For the curious, the following text lists all 41 of the web sites that were referenced on the "Heuristics..." paper and gives a comment in brackets about the availability of the particular site. They are organized by the categories in table 1.


All library sites cited in the online paper presented as dead links. There are two issues here. One is that the university library still exists-its does in every case. The second issue is whether or not the cited materials continue to exist on the web site.

Virtual Libraries

The single item here is a live link but has been updated since the 1999 citation in the original paper.

U.S. Universities

All of these items are dead links. It is possible that they exist but one would have to do a web search in order to check their availability. As in the case of the University at Albany libraries it is possible that the information exists but that the domain name has changed.

Non-US Universities

This is an extant link. The information is dated 1997.

Search Engines

AltaVista used but no link in paper [ exists on the wesb].

Magazines and Journals

Of the two journals the JAHC article is available. Converge Online is also available but the 1999 articles do not appear when using its internal search engine. A Google search of the articles gives their authors and titles but no digital copies of the articles.

.Com or .Org or .net sites

Perhaps not surprisingly, only seven of the 21 commercial sites are no longer available to our readers. The museums and businesses referenced in 1999 continue to provide links to materials at the same site, under the same URL.

Individual sites

These two sites have URLs that are hard to decipher. Nonetheless, they both are still live and point to the materials that were referenced in 1999. This again underlines the point that large institution tend to reuse and update their sites while individuals seem more likely to maintain original content.

Thoughts and Lessons for the Journal

There are enormous policy and editorial issues that surface as a result of these findings. First, it is apparent that some URLs in the journal lose their status as live links over time-perhaps because of migrating the journal to new servers. If the editorial board were willing to spend time and effort, it might be possible to re-edit and correct these omissions on a regular basis.

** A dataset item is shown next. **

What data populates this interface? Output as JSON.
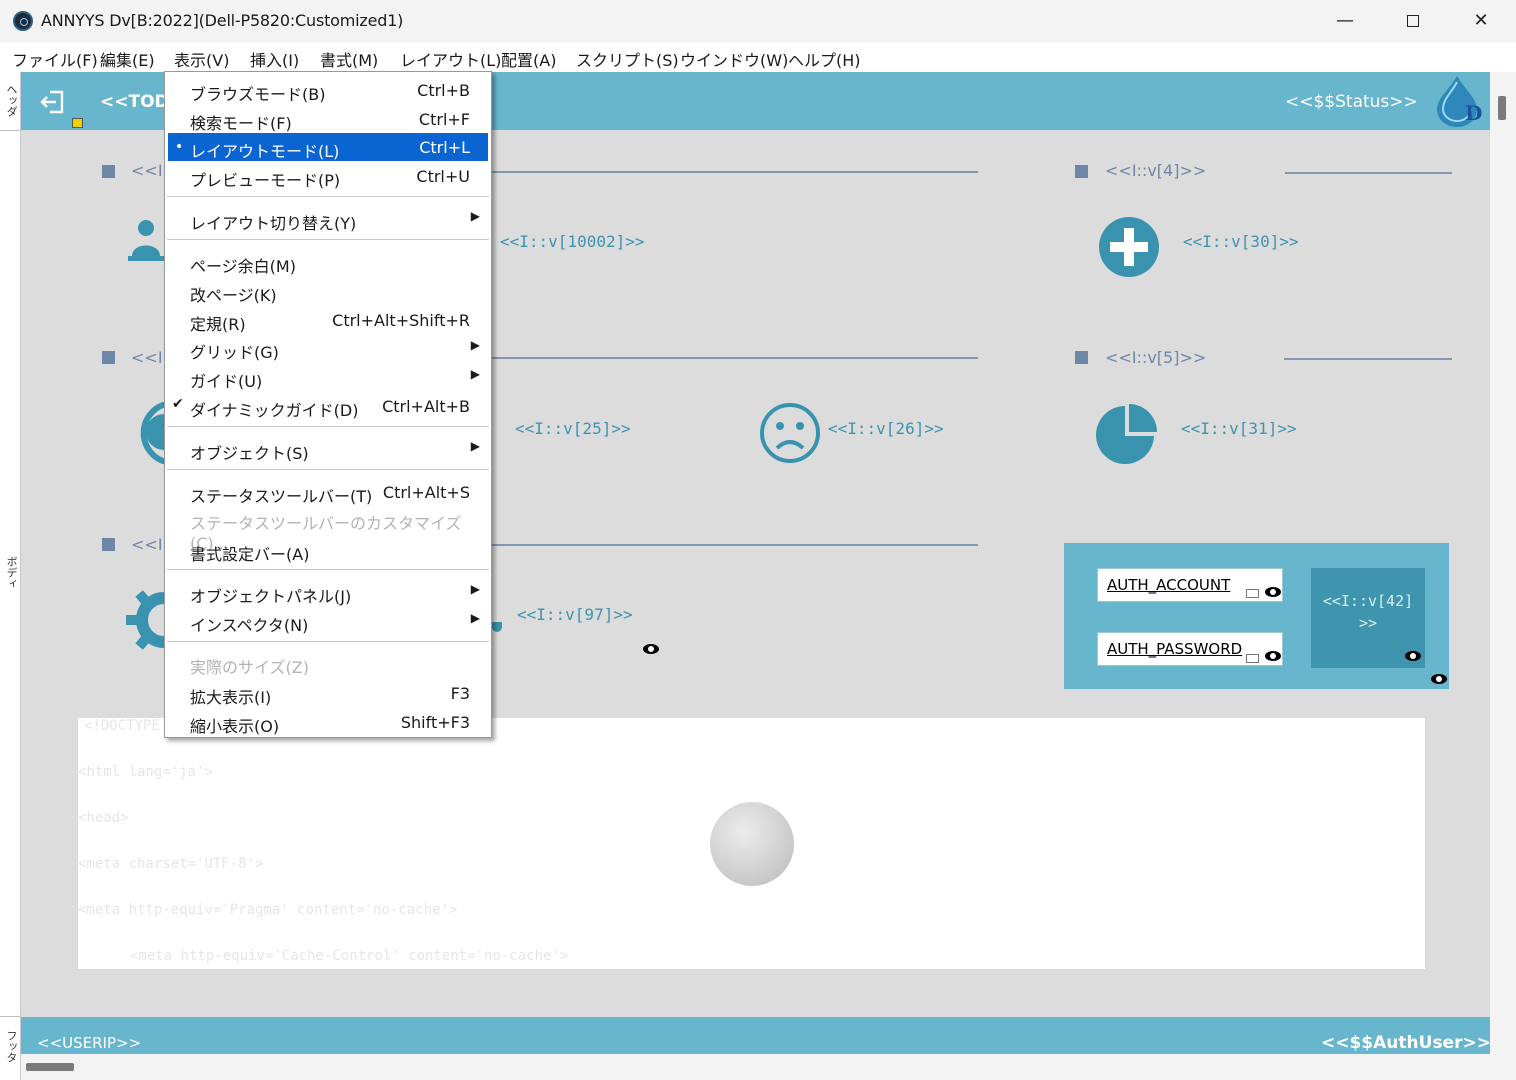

Nonetheless, there are many other links that no longer point at the materials intended by the authors. What does the journal do with these? We could require that only links to online, peer-reviewed articles be included on our site, assuming that these articles will have long lives and be available to our readers. This is one end of the editorial policy spectrum. The other end of the spectrum would acknowledge that the World Wide Web is an extremely fluid environment, with information changing on a regular basis. We might want a disclaimer at the beginning of each issue that states that links will come and go. We might do a "link survey" on a regular basis (and on a grander scale that this one-article example) that would see how we are doing.

At present it is business as usual. Authors will use the best sources they can find-print or digital-and we will have to beg the forgiveness of our readers if these materials drift out of our range.


1. "Benchmark," American Heritage Dictionary, 4th ed., 2000.

2. Deborah Lines Andersen. "Heuristics for Educational Use and Evaluation of Electronic Information: A Case of Searching for Shaker History on the World Wide Web." Journal of the Association for History and Computing 2(2); August 1999.